Sadar bahwa saya ini hanyalah makhluk rendah, nisbi, fana, jelas akan mendorong kita untuk mampu bersikap rendah hati. Tidak sadar bahwa diri ini hanyalah makhluk lemah, jelas hanya akan membuat diri kita merasa kuat, gagah, perkasa, pintar, hebat, kaya, berpangkat, dll., yang sempurna menjadikan kita selalu sombong dan penuh egoisme.
So, kita mau pilih yang mana?
Yang sadar bahwa diri ini hina, nista, rendah, setara dengan kaki yang suka menginjak sampah dan kotoran, ataukah kita akan memilih menjadi kelompok yang nggak sadar akan kelemahan diri kita sehingga terus merasa terunggul danterhebat?
Jika kita sadar bahwa kita ini tiada artinya, tiada kekuatan sama sekali, di hadapan-Nya, lantas kesadaran ini menjiwai setiap tindakan keseharian kita, yang terwujud dalam sikap rendah hati pada orang lain, maka itu pertanda bahwa kita telah berhasil dalam menerapi egoism diri. Sebaliknya, jika kita tidak sadar bahwa kita ini hanyalah makhluk lemah, maka otomatis kita takkan mampu mengendalikan egoism kita, sehingga sikap keseharian kita tetaplah sedemikian arogan, angkuh, sok, dan egois sekali.

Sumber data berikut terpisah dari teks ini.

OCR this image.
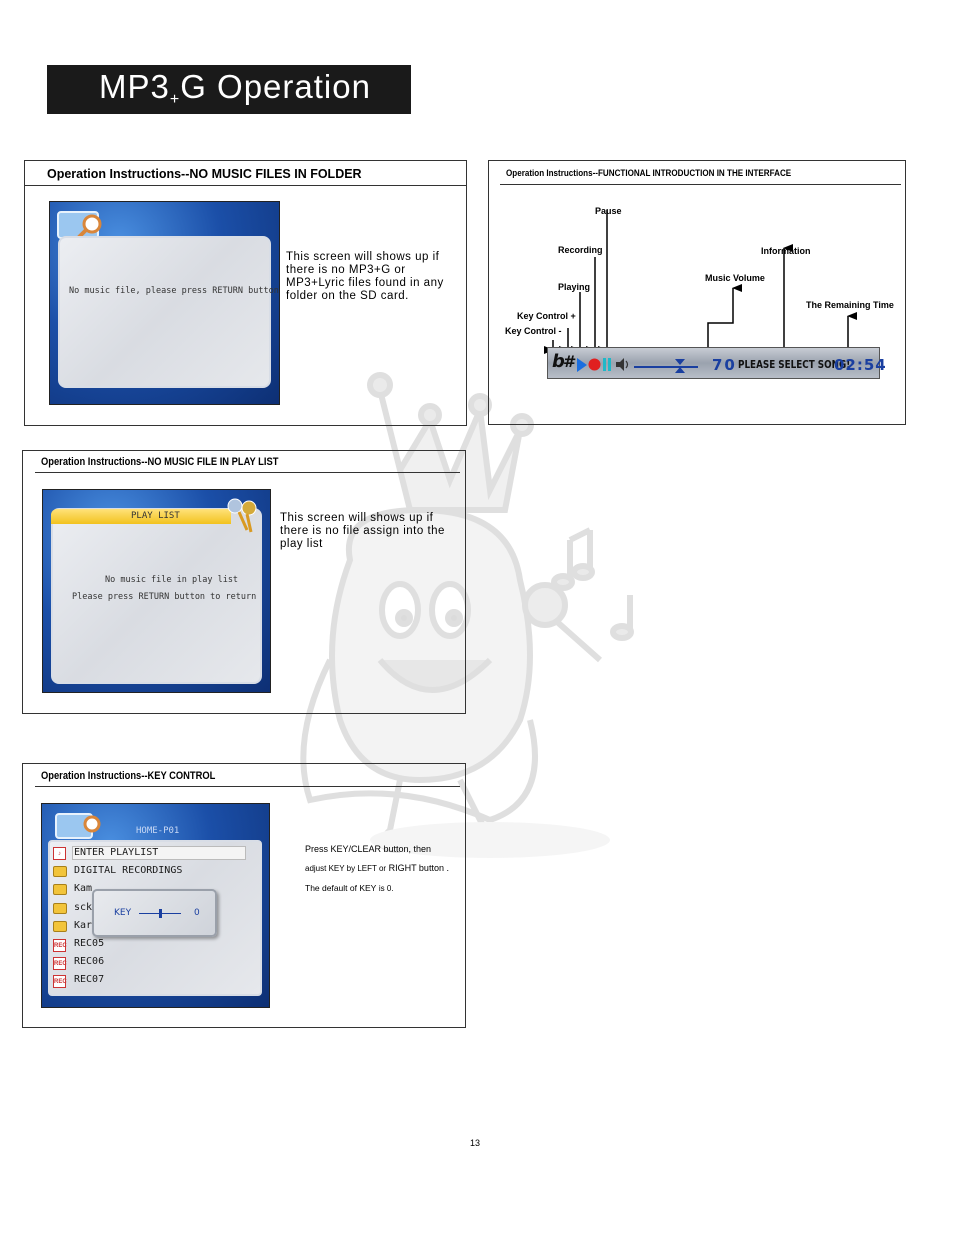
$MP3_+G$ Operation
Operation Instructions--NO MUSIC FILES IN FOLDER
No music file, please press RETURN button
This screen will shows up if
there is no MP3+G or
MP3+Lyric files found in any
folder on the SD card.
Operation Instructions--FUNCTIONAL INTRODUCTION IN THE INTERFACE
Pause
Recording
Playing
Key Control +
Key Control -
Information
Music Volume
The Remaining Time
b
#	70 PLEASE SELECT SONG!
02:54
Operation Instructions--NO MUSIC FILE IN PLAY LIST
PLAY LIST
No music file in play list
Please press RETURN button to return
This screen will shows up if
there is no file assign into the
play list
Operation Instructions--KEY CONTROL
HOME-P01
♪	ENTER PLAYLIST
DIGITAL RECORDINGS
Kam
sck
Kar
REC REC05
REC REC06
REC REC07
KEY	0
Press KEY/CLEAR button, then
adjust KEY by LEFT or RIGHT button .
The default of KEY is 0.
13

Begitulah. Anda tinggal memilih mau jadi yang seperti apa. Yang manapun yang Anda pilih, akan menjadi seperti itulah perilaku keseharian Anda, dan akan menjadi sedemikian pulalah personalty Anda, dan akan kembali kepada Anda sendiri segala konsekuensinya.